Alumni: Rich Maclone
Being a sports journalist might be covering an everyday game, or it might be covering the story of a lifetime. Rich Maclone has been writing sports stories since he started writing for the Liberty Champion in the 90s.
Maclone said he covered a story close to Christmas in 2017 that reshaped his life. Two high school ice hockey players were in a fatal car accident that shook the town of Falmouth, Massachusetts, to its core. He was the journalist, the one who gave people words when they could not say their own. He talked to the family, cried with the hurting and found a way to bring a smile to his neighbors.
Maclone knew these boys personally, as he has and still does cover high school sports for the Falmouth Enterprise paper, which is located in Cape Cod, Massachusetts. He said it is still the hardest story he has ever covered.
Maclone said the article reminded people of the energetic, fun and impactful lives the boys lived. Maclone included real-life interview experiences he had with the boys, which helped the town read about their goofiness, amid tragedy.
The story was “emotionally taxing” for Maclone, but in the end, it inspired him to write a book about the event.
“I am not trying to just tell a sad story,” Maclone said. “I am trying to celebrate what athletics can do, how they can bring people together and how good can come from bad.”
Maclone has been dreaming of the day he could walk into Barnes & Noble and see a book on the shelf with his name on it and this event was the beginning of his author career.
Although this tragedy inspired Maclone to start a powerful project, there has been quite a bit of hardship in his life the last few years.
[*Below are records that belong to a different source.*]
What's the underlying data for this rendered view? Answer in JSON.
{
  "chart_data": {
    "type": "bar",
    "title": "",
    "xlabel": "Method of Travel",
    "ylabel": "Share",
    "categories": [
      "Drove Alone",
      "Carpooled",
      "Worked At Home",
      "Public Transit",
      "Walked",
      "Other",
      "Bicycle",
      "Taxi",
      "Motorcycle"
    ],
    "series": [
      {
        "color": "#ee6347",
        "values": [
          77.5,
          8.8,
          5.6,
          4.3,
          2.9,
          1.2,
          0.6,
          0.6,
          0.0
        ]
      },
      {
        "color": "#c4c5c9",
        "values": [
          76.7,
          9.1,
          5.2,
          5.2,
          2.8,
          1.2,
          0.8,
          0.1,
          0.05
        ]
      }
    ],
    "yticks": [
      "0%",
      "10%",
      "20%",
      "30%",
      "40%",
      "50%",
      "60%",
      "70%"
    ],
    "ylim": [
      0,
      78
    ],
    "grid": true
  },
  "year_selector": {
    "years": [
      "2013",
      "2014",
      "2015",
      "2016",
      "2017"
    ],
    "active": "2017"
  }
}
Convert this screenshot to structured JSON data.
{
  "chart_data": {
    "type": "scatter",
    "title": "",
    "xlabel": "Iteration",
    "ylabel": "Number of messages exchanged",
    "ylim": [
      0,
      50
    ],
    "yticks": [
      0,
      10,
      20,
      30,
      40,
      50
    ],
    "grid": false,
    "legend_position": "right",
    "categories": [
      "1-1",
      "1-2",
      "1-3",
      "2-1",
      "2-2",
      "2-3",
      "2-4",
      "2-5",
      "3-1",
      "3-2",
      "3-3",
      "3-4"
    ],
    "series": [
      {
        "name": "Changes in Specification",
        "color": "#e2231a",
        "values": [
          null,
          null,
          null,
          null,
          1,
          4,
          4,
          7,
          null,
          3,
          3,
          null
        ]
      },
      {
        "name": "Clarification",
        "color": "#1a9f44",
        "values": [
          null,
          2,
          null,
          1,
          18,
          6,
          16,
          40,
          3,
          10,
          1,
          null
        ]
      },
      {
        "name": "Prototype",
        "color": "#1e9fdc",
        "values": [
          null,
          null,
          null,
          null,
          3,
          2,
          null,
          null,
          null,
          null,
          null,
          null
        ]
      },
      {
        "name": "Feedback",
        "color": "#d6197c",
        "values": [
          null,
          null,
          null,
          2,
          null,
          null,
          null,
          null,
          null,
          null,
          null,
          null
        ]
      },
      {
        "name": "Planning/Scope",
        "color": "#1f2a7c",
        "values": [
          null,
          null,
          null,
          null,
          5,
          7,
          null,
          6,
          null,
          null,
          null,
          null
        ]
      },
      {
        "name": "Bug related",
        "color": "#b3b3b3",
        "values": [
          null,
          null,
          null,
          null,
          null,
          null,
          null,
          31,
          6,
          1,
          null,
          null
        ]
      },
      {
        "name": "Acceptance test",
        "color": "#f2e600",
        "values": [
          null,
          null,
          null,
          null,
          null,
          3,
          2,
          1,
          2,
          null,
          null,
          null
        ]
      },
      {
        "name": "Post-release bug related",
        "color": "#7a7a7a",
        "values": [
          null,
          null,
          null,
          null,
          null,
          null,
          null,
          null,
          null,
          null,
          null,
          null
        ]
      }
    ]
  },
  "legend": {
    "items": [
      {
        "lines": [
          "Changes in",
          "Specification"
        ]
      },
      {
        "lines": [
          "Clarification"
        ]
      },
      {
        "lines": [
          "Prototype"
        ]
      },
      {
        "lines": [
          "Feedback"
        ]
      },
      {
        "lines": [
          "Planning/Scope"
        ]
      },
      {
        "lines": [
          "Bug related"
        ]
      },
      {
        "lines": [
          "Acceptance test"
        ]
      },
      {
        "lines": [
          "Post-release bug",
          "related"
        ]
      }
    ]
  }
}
Maclone’s daughter broke her foot dancing around Christmas of 2016 and his son broke his arm in September of 2016. Lyra, his wife and college sweetheart, was diagnosed with cancer around Valentine’s Day in 2017.
Maclone has been striving to stay positive, especially because his family needs it.
His daughter has healed from her dancing injury. She is an Irish dancer, an activity in which stress fractures are common.
His son went through four surgeries in a two-week period. The Boston Children’s Hospital released him with 12-inch plates in his arm and about 18 titanium screws. Until January 2018, his son had to go back and forth to the hospital for checkups and the removal of the metal in his arm. Now, his son is considering joining the high school track team in the spring and is doing amazing in his academics.
“He is mentally strong, and he has come a long way,” Maclone said. “He has not let his school work slip. He is doing junior level work, and he is a sophomore.”
Lyra is doing better now, and she is making great progress. Maclone said he knows they are not “out of the woods,” but many people do “have it so much worse.”
“She is getting healthy. Her prognosis is really good right now, so all that is great,” Maclone said.
Maclone began making jokes to his family, saying he was going to “wrap himself in bubble wrap.”
Amidst the stress of health problems in his family, he has found an escape by writing his book. It gives him the chance to focus less on the stress problems in his family and more on how to find joy in the presence of grief. His experience at Liberty taught him how to construct stories, which he has found useful.
Maclone loved his time working at the Champion, but mostly because he is still in contact with the staff today. He keeps in touch with his “family” from college.
“All of the people I worked with are so important to me,” Maclone said. “Since we graduated 20 years ago, I have seen them so little, but they all mean so much to me.”
Deborah Huff, the Liberty Champion faculty advisor, is still one of Maclone’s “favorite people in the world.” He refers to her as his “second mom.” Maclone frequently communicates with her to pray for his personal matters, especially his family.